The world could consume more oil in 2022 than ever before

Electric cars are taking over the streets, big companies are trying to be nicer to the environment and people are taking action to stop climate change.

But here’s a reality check: The world could consume more oil in 2022 than ever before.

Global energy demand rebounded strongly this year as pandemic restrictions eased, and it’s expected to rise further in 2022.

The International Energy Agency predicts that global oil demand will increase by 3.3 million barrels per day next year to 99.5 million barrels per day. That would match the previous demand record in 2019, before the pandemic.

Not even Omicron is expected to derail the rebound.

“New containment measures put in place to halt the spread of the virus are likely to have a more muted impact on the economy versus previous COVID-19 waves, not least because of widespread vaccination campaigns,” the IEA wrote in a report earlier this month.

The agency, which monitors energy market trends for the world’s richest countries, said it expects demand for road transportation fuels and petrochemicals to continue to post healthy growth.

The lone exception? The IEA did downgrade its forecast for jet fuel due to restrictions on international travel imposed by governments trying to stop the spread of Omicron.

Others are even less concerned about Omicron. The Organization of the Petroleum Exporting Countries (OPEC) did not change its demand forecast for 2022 in its monthly report for December.

“The impact of the new Omicron variant is expected to be mild and short-lived, as the world becomes better equipped to manage COVID-19 and its related challenges,” OPEC analysts wrote in the report.

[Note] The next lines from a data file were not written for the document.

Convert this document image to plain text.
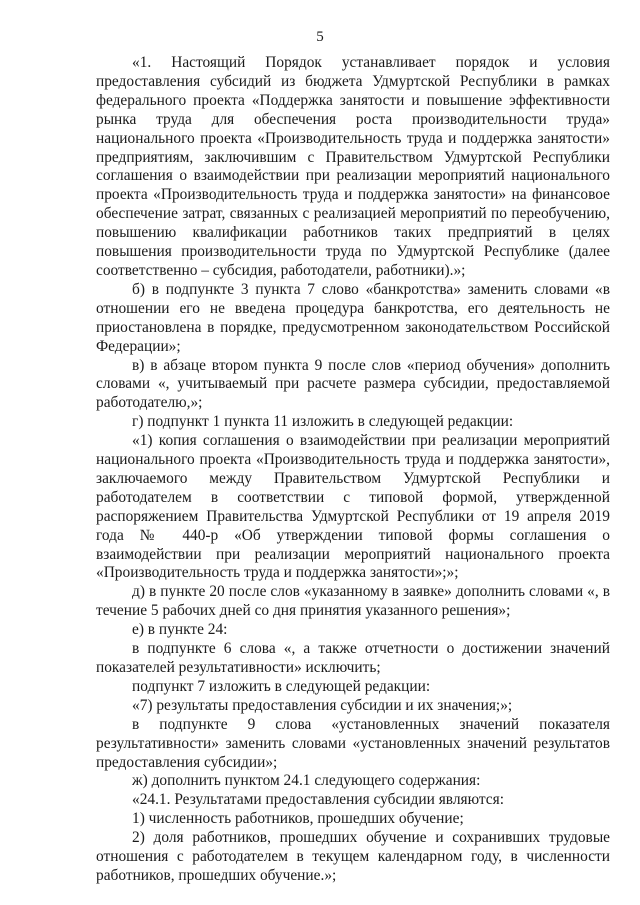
5

«1. Настоящий Порядок устанавливает порядок и условия предоставления субсидий из бюджета Удмуртской Республики в рамках федерального проекта «Поддержка занятости и повышение эффективности рынка труда для обеспечения роста производительности труда» национального проекта «Производительность труда и поддержка занятости» предприятиям, заключившим с Правительством Удмуртской Республики соглашения о взаимодействии при реализации мероприятий национального проекта «Производительность труда и поддержка занятости» на финансовое обеспечение затрат, связанных с реализацией мероприятий по переобучению, повышению квалификации работников таких предприятий в целях повышения производительности труда по Удмуртской Республике (далее соответственно – субсидия, работодатели, работники).»;

б) в подпункте 3 пункта 7 слово «банкротства» заменить словами «в отношении его не введена процедура банкротства, его деятельность не приостановлена в порядке, предусмотренном законодательством Российской Федерации»;

в) в абзаце втором пункта 9 после слов «период обучения» дополнить словами «, учитываемый при расчете размера субсидии, предоставляемой работодателю,»;

г) подпункт 1 пункта 11 изложить в следующей редакции:

«1) копия соглашения о взаимодействии при реализации мероприятий национального проекта «Производительность труда и поддержка занятости», заключаемого между Правительством Удмуртской Республики и работодателем в соответствии с типовой формой, утвержденной распоряжением Правительства Удмуртской Республики от 19 апреля 2019 года № 440-р «Об утверждении типовой формы соглашения о взаимодействии при реализации мероприятий национального проекта «Производительность труда и поддержка занятости»;»;

д) в пункте 20 после слов «указанному в заявке» дополнить словами «, в течение 5 рабочих дней со дня принятия указанного решения»;

е) в пункте 24:

в подпункте 6 слова «, а также отчетности о достижении значений показателей результативности» исключить;

подпункт 7 изложить в следующей редакции:

«7) результаты предоставления субсидии и их значения;»;

в подпункте 9 слова «установленных значений показателя результативности» заменить словами «установленных значений результатов предоставления субсидии»;

ж) дополнить пунктом 24.1 следующего содержания:

«24.1. Результатами предоставления субсидии являются:

1) численность работников, прошедших обучение;

2) доля работников, прошедших обучение и сохранивших трудовые отношения с работодателем в текущем календарном году, в численности работников, прошедших обучение.»;
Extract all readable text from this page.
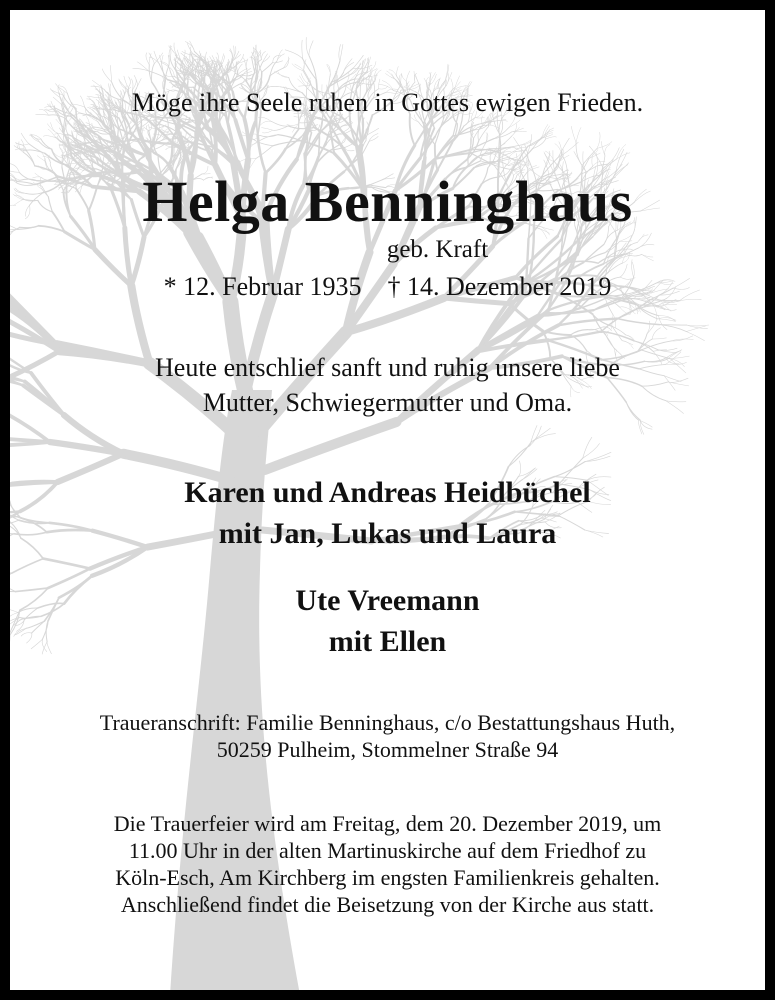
Möge ihre Seele ruhen in Gottes ewigen Frieden.
Helga Benninghaus
geb. Kraft
* 12. Februar 1935 † 14. Dezember 2019
Heute entschlief sanft und ruhig unsere liebe
Mutter, Schwiegermutter und Oma.
Karen und Andreas Heidbüchel
mit Jan, Lukas und Laura
Ute Vreemann
mit Ellen
Traueranschrift: Familie Benninghaus, c/o Bestattungshaus Huth,
50259 Pulheim, Stommelner Straße 94
Die Trauerfeier wird am Freitag, dem 20. Dezember 2019, um
11.00 Uhr in der alten Martinuskirche auf dem Friedhof zu
Köln-Esch, Am Kirchberg im engsten Familienkreis gehalten.
Anschließend findet die Beisetzung von der Kirche aus statt.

The forecasts underscore just how dependent the world is on fossil fuels, despite efforts to address the climate crisis and huge investments in electric cars, renewable energy and cleaner fuels.

OPEC expects oil demand to increase around the world next year, led by countries including China, India and the United States.

But, remember: Even if the world does consume more oil in 2022 than ever before, the green transition is still underway.

Some of the biggest oil companies are trying to figure out how they fit into a greener future. For more on that, check out this excellent story from my CNN Business colleague Julia Horowitz.

FIRST-TIME HOME BUYERS ARE BECOMING EVEN MORE RARE

U.S. home sales in November were up from the prior month as buyers rushed to take advantage of low interest rates, reports my CNN Business colleague Anna Bahney.

Prices continued double digit annual jumps as inventory remained at historic lows.

The affordability challenge of buying a home pushed the share of first-time buyers in the market to historic lows, according to a report from the National Association of Realtors.

After a slight slowdown at the end of the summer, November marked a third consecutive month of increasing sales of existing homes, which include single-family homes, townhomes, condominiums and co-ops.

Sales were up 1.9 per cent from October to a seasonally adjusted annual rate of 6.46 million in November.

Home sales were down 2 per cent from a year ago, though, when the real estate market saw a seasonally atypical surge in home buying because of the pandemic.

“Determined buyers were able to land housing before mortgage rates rise further in the coming months,” said Lawrence Yun, NAR’s chief economist.

Price hikes: Home prices continued to climb as buyers competed over a near record low inventory of homes. The median price of a home was US$353,900, up 13.9 per cent from last year. That’s 117 straight months of annual increases — more than nine years — which is the longest-running streak on record.

Part of the reason the median price continues to rise is that more expensive homes are being sold. Sales of homes priced between US$750,000 to US$1 million were up 37 per cent from last year, and homes over $1 million were up 50 per cent.

EMPLOYERS ARE STARTING TO MANDATE BOOSTER SHOTS 

Get ready for booster mandates.

Millions of U.S. workers are already required to show proof of a COVID-1 vaccine to their employer. Soon many could be forced to show proof that they also got a booster shot, reports my CNN Business colleague Chris Isidore.

With the rise of Omicron, public health officials are stressing that a booster shot is more important than ever.

Many who got their initial vaccine dose or doses more than six months ago could have limited protection against the variant.

A booster dose is believed to provide important protections against it.

The numbers: A survey of 200 major employers conducted by consulting firm Gartner last week found 8 per cent of employers are changing their definition of what constitutes “fully vaccinated” and requiring workers to get booster shots.

The percentage requiring boosters is expected to increase as Omicron cases spread and companies try to figure out how to reopen offices that were closed or staffed with limited workers for most of the pandemic, said Brian Kropp, chief of research at Gartner’s HR practice.

“This is the first time we’ve asked about booster mandates. I’m pretty sure if we asked a month ago it would have been 0 per cent,” he said. “By the time we get to the middle of January, it’ll be a lot higher, probably 15-20 per cent is my best guess at this point.”